Through the latest ban, the Taliban might also seek to boost the price of opium and consolidate its control over the illicit opium trade.
"After restrictions, the prices of opium dramatically increased from $100 per kilogram before April to $245 per kilogram. Everyone is storing their opium to sell for higher prices," Shah Zaman, 33, from Bahram Chah district of Helmand province, told The New Arab.
So rather than seeking to disrupt the trade, the long-term objective could be moving towards the centralisation of the narcotics industry in the hands of the Taliban government, ultimately maximising revenues for a regime under severe economic pressure.
But this might also prove more difficult than it seems due to the Taliban’s relationships with the drug mafia and traffickers.
After the 2020 Doha deal with the Trump administration, for example, the Taliban pushed the US to release Haji Bashir Noorzai, the godfather of drug trafficking and a significant financier of the Taliban.
At an individual level, meanwhile, banning the cultivation of opium will affect the country’s poorest farmers.
During the pandemic, and as Afghanistan's economy collapsed due to widespread drought, catastrophic humanitarian crises, and food insecurity, many farmers turned toward illicit crops, primarily opium, to bring quicker and higher returns.
The current ban could well escalate the humanitarian crisis in the country by leaving thousands of small farmers and sharecroppers without an income.
Under such conditions there could be a significant backlash against the Taliban, increasing the risk of people joining groups such as Islamic State-Khorasan (IS-K).
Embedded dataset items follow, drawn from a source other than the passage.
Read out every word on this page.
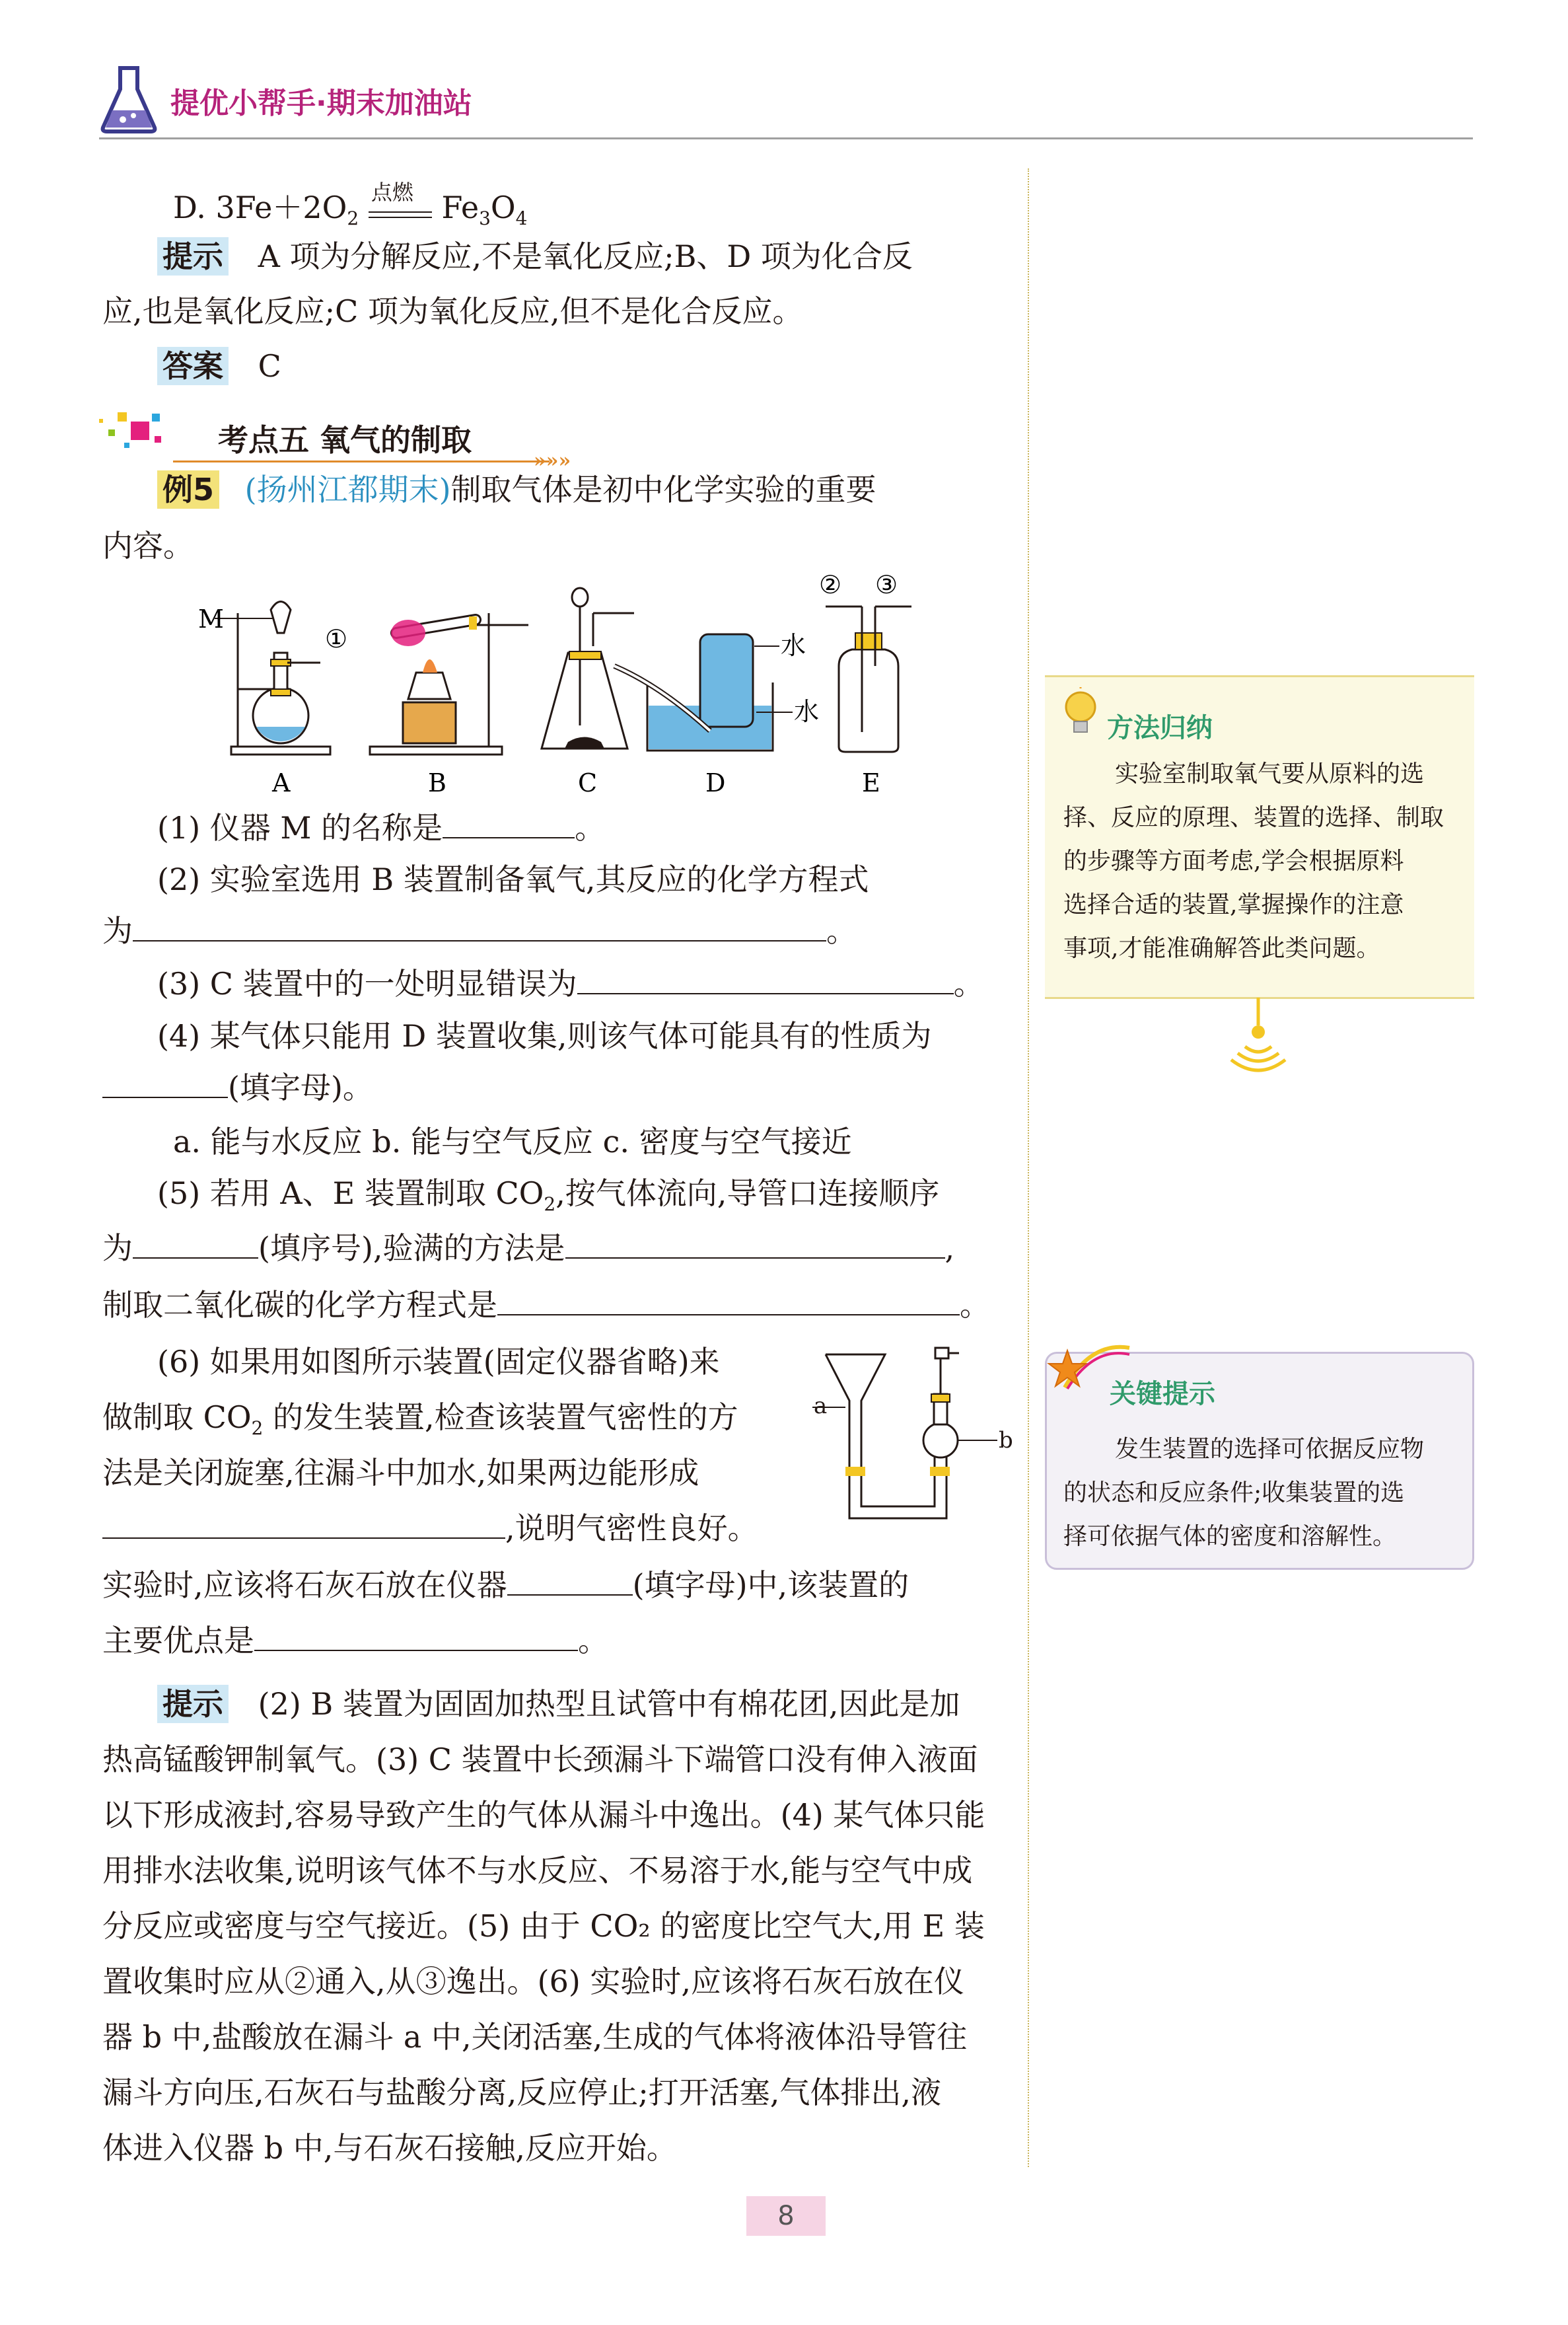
提优小帮手·期末加油站
D. $3Fe+2O_2$
点燃 $Fe_3O_4$
提示 A 项为分解反应,不是氧化反应;B、D 项为化合反
应,也是氧化反应;C 项为氧化反应,但不是化合反应。
答案 C
考点五 氧气的制取
»»»
例5 (扬州江都期末)制取气体是初中化学实验的重要
内容。
M
①	水
水
② ③
A	B	C	D	E
(1) 仪器 M 的名称是	。
(2) 实验室选用 B 装置制备氧气,其反应的化学方程式
为	。
(3) C 装置中的一处明显错误为	。
(4) 某气体只能用 D 装置收集,则该气体可能具有的性质为
(填字母)。
a. 能与水反应 b. 能与空气反应 c. 密度与空气接近
(5) 若用 A、E 装置制取 $CO_2$,按气体流向,导管口连接顺序
为	(填序号),验满的方法是	,
制取二氧化碳的化学方程式是	。
(6) 如果用如图所示装置(固定仪器省略)来
做制取 $CO_2$ 的发生装置,检查该装置气密性的方
法是关闭旋塞,往漏斗中加水,如果两边能形成
,说明气密性良好。
实验时,应该将石灰石放在仪器	(填字母)中,该装置的
主要优点是	。
a
b
提示 (2) B 装置为固固加热型且试管中有棉花团,因此是加
热高锰酸钾制氧气。(3) C 装置中长颈漏斗下端管口没有伸入液面
以下形成液封,容易导致产生的气体从漏斗中逸出。(4) 某气体只能
用排水法收集,说明该气体不与水反应、不易溶于水,能与空气中成
分反应或密度与空气接近。(5) 由于 CO₂ 的密度比空气大,用 E 装
置收集时应从②通入,从③逸出。(6) 实验时,应该将石灰石放在仪
器 b 中,盐酸放在漏斗 a 中,关闭活塞,生成的气体将液体沿导管往
漏斗方向压,石灰石与盐酸分离,反应停止;打开活塞,气体排出,液
体进入仪器 b 中,与石灰石接触,反应开始。
方法归纳
实验室制取氧气要从原料的选
择、反应的原理、装置的选择、制取
的步骤等方面考虑,学会根据原料
选择合适的装置,掌握操作的注意
事项,才能准确解答此类问题。
关键提示
发生装置的选择可依据反应物
的状态和反应条件;收集装置的选
择可依据气体的密度和溶解性。
8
Drugs have also always been a primary source of income for insurgency and terrorist groups. Afghanistan’s ongoing anarchism and lack of governance are boosting hardline extremist groups, including IS-K and al Qaeda, who could finance themselves through drug cultivation and trafficking.
When announcing the ban in April, the Taliban asked the international community for cooperation, largely in seeking alternative businesses for farmers and helping to treat drug addicts.
In the past, however, there has never been a consensus on how to eradicate opium, ban shipments, or apprehend drug traffickers, with international policy dramatically failing.
With the trade woven into Afghanistan’s conflict and the impact of prohibiting opium cultivation possibly forcing a future reversal from the Taliban, the long-term effects of the ban remain highly unpredictable.
Mujtaba Haris is an Afghan researcher, journalist, and youth advocate. He spent 15 years working in major cities — Kabul, Herat, and Mazar-e Sharif — and rural areas — Logar province. He is an MBA graduate from Cumbria University, UK. He is a Global Peace award winner.